Many of the photos could be stills from movies of the ‘30s or set ups by the publicists for these clubs, but others look like they could be candid shots of actual patrons. Some of the pictures say glamour and sophistication, others just show people who might look a bit silly now--or maybe they were just normal folks having some fun. The pictures aren’t captioned and perhaps that’s for the best as they invite the reader to speculate about what might have been going on. One opposite the page introducing Billy Rose’s Diamond Horseshoe begs for explanation. The photo shows a woman doing something to the legs of what looks a group of chorus girls. She seems to be using a commercial spray painting rig. Instant tan? Mosquito repellant? Who knows?

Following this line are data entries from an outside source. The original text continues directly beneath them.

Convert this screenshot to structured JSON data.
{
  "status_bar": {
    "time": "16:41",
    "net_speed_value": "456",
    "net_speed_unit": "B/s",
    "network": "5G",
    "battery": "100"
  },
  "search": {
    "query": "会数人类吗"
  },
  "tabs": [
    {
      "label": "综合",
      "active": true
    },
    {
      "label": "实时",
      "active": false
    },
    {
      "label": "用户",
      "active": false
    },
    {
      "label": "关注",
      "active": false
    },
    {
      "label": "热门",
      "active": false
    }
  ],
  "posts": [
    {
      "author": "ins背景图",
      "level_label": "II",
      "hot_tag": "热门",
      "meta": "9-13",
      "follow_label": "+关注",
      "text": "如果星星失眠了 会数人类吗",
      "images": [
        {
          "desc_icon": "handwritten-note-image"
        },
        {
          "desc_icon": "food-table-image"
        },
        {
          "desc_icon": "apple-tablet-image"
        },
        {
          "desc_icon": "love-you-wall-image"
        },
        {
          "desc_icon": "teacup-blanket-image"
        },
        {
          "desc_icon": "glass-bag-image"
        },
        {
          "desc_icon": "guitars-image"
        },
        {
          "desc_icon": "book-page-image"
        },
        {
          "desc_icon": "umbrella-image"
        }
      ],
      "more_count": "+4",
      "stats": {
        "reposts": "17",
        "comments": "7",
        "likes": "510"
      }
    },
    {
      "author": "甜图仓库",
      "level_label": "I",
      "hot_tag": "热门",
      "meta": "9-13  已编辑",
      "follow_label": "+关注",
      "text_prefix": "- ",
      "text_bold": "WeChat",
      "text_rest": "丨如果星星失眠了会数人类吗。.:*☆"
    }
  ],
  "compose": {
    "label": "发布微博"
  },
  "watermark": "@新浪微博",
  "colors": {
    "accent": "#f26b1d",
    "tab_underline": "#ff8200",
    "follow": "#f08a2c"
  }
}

Drink and food recipes tell us what was popular in this bygone era. A few of them survived to have at least an occasional presence on modern day menus. Many, however, are relics no one would recognize in 2018. Ingredients and method of preparing a Sazerac, a drink still popular in New Orleans are attributed to the Blue Room of that city’s Roosevelt Hotel. The French 75 was a mixture mostly of gin and Champagne whose name referenced an artillery piece from World War I. Apparently, it was popular at New York’s Stork Club. That same Stork Club once offered a Walter Winchell Burger. It’s doubtful that anyone born in the last half-century has heard of this New York gossip columnist or has ordered this item named in his honor. The recipe doesn’t sound bad, though. It’s ground chicken, augmented with bread crumbs, minced onion and cream. It was served with sweet potato fries, a fairly trendy item on recent menus.
Had the dish been created in a more recent year, Spaghetti Caruso might have been named Spaghetti Pavarotti. As it is, the Spaghetti Caruso popular in the 1930s and 40s at Leon and Eddie’s in New York survives on the menus of some of today’s Italian restaurants, though maybe there aren’t so many Americans who go for the chicken livers that define that dish.
In all, we found What a Swell Party It Was! aptly named and entertaining on several levels.